Playing the Indian Card

Tuesday, June 09, 2020

Wild in the Streets



Napoleon emerges: 13 Vendemiaire; the "whiff of greapeshot"

Good luck, all my fellow superannuated hippies. You know that revolution we were all calling for in the Sixties? Looks as though we might finally get it.

What we are seeing in the US is starting, I think, to look like a revolution in progress.

We are at that inflection point at which nobody seems to be in charge, and events move so quickly that it is like a spinning wheel—the basic image of the “revolution”—and you cannot guess where that wheel will stop. The situation seems to change daily. Now we seem to be in the Jacobin phase, when everyone is rushing to the most extreme position they can think of to try to stay in front of the mob—and to seize control, which seems up for grabs, for themselves. Rioting? Defund the police!

How will it end? Actually, we can guess pretty easily where the wheel will stop. Revolutions almost always end in a more authoritarian government: a Napoleon, a Hitler, a Mao, a Lenin, a Cromwell, an Ayatollah Khomeini. A few revolutions that do not: those with a generally recognized leadership from the beginning, who can impose some order. That is something we conspicuously do not have here: who are the leaders of Black Lives Matter? Do any names come to mind? Who are the leaders of Antifa?

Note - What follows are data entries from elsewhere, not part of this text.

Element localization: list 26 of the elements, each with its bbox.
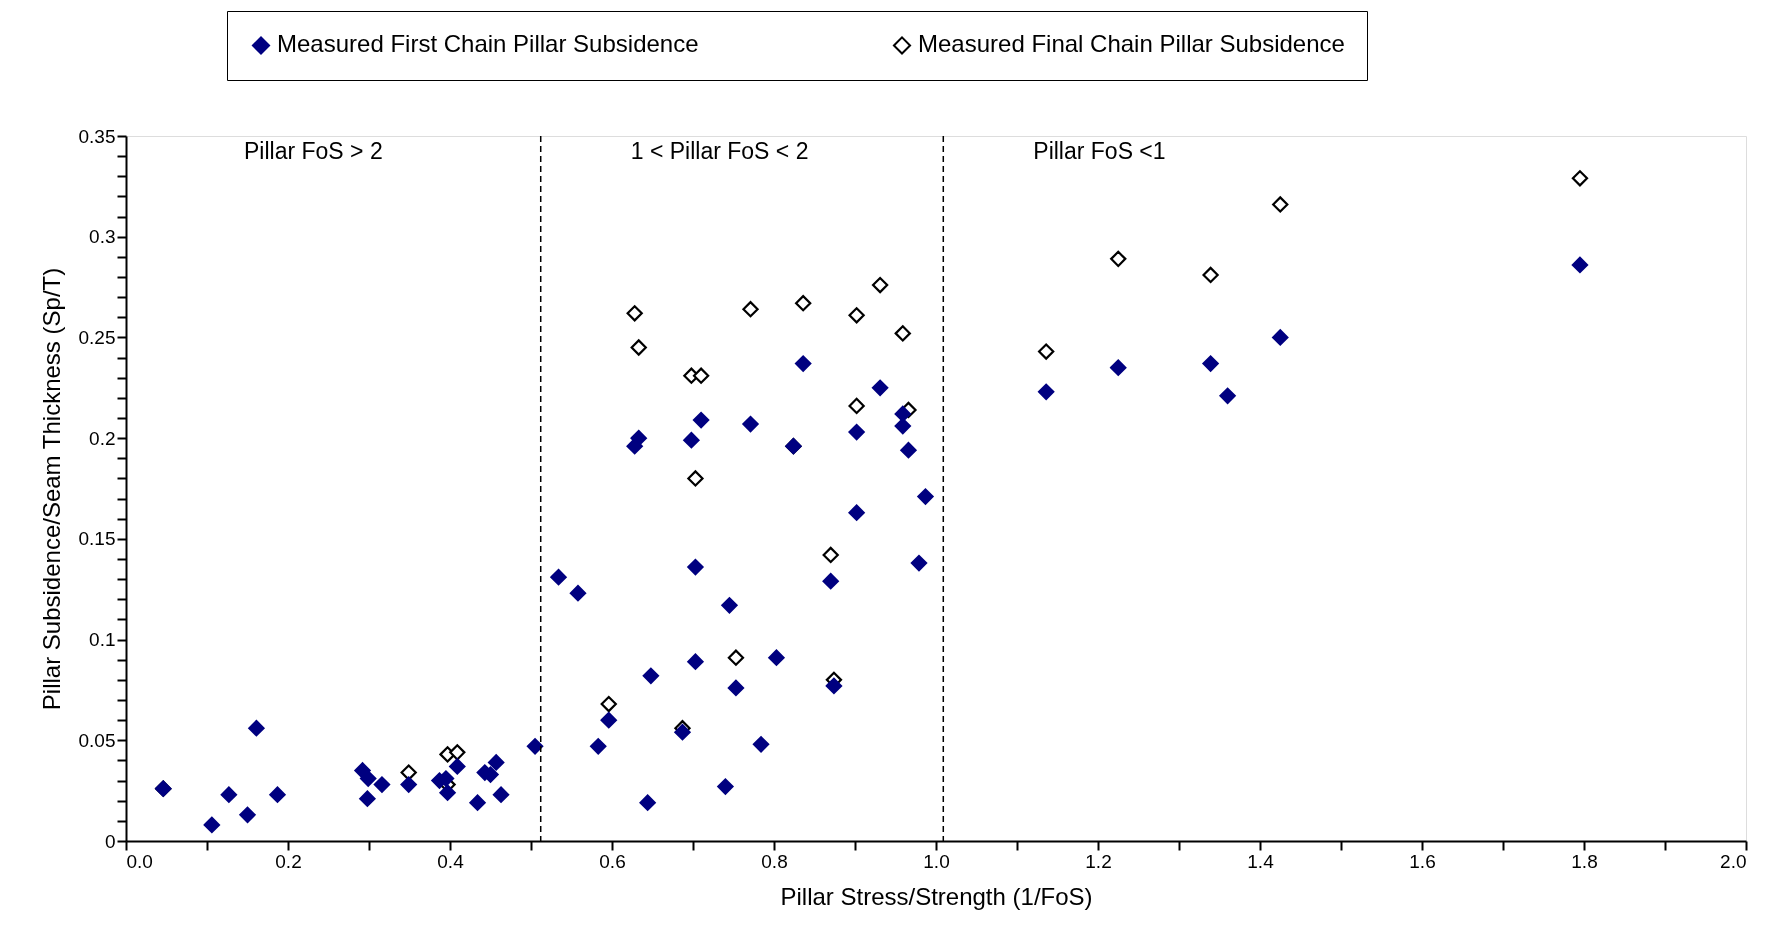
y-tick-label: 0.2 (89, 427, 116, 449)
x-tick-label: 1.0 (923, 850, 950, 872)
annotation: 1 < Pillar FoS < 2 (630, 138, 809, 164)
x-tick-label: 1.6 (1409, 850, 1436, 872)
x-tick-label: 2.0 (1720, 850, 1747, 872)
y-tick-label: 0.25 (78, 326, 116, 348)
y-tick-label: 0.35 (78, 125, 116, 147)
legend-label: Measured Final Chain Pillar Subsidence (918, 30, 1345, 58)
y-tick-label: 0.1 (89, 629, 116, 651)
x-tick-label: 1.4 (1247, 850, 1275, 872)
x-tick-label: 1.8 (1571, 850, 1598, 872)
x-tick-label: 0.0 (126, 850, 153, 872)
y-tick-label: 0 (104, 830, 116, 852)
y-axis-title: Pillar Subsidence/Seam Thickness (Sp/T) (37, 267, 65, 711)
x-axis-title: Pillar Stress/Strength (1/FoS) (780, 882, 1093, 910)
x-tick-label: 0.8 (761, 850, 788, 872)
annotation: Pillar FoS <1 (1033, 138, 1166, 164)
y-tick-label: 0.05 (78, 729, 116, 751)
x-tick-label: 0.2 (275, 850, 302, 872)
x-tick-label: 1.2 (1085, 850, 1112, 872)
legend-label: Measured First Chain Pillar Subsidence (277, 30, 699, 58)
x-tick-label: 0.6 (599, 850, 626, 872)
y-tick-label: 0.15 (78, 528, 116, 550)
y-tick-label: 0.3 (89, 226, 116, 248)
annotation: Pillar FoS > 2 (244, 138, 383, 164)
x-tick-label: 0.4 (437, 850, 465, 872)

Archbishop Vigano has written a letter to Trump, claiming that the “Deep State” is behind all this, and behind them, the Freemasons. I do not believe in such conspiracy theories. There is nobody in control. It all looks planned for destruction because there is a Devil—evil itself has an independent intelligence, a Logos, and works in transpersonal coordination towards its purposes.

When things devolve into chaos, the common man then craves nothing so much as order. From any quarter. This is a golden opportunity for any prospective dictator.

No, if it comes to that, it isn’t going to be Trump. If this is the revolution, the dictator is almost always someone insignificant in the eyes of the world at this early stage. Nobody knew much about Stalin in 1917; or about Hitler, a mere corporal, in the Great War; or Napoleon, in 1789.

First, the revolution devours all existing leadership. Then it devours its children.

Nothing seems more pathetic than, yesterday, images of a worried-looking Mitt Romney leading a march declaring “Black Lives Matter.” Or police chiefs lying prostrate, or washing the feet of the nearest man with dark skin. They imagine this will save them. Whatever happens now, such people will never again hold positions of leadership. The revolutionaries will want someone uncompromised. And so will the reactionaries.

With any luck, the machinery of civil society that the founders set up, that has withstood everything for perhaps two hundred and fifty years, will weather this tempest too. With any luck, Trump is the man who can hold things together. If he just stands absolutely firm in his rhetoric—only his rhetoric--and things hold together well enough to hold a real election in November, things can still work out. Democracy is designed to inoculate against revolution and mob rule.

But we are suddenly remarkably close to the breaking point.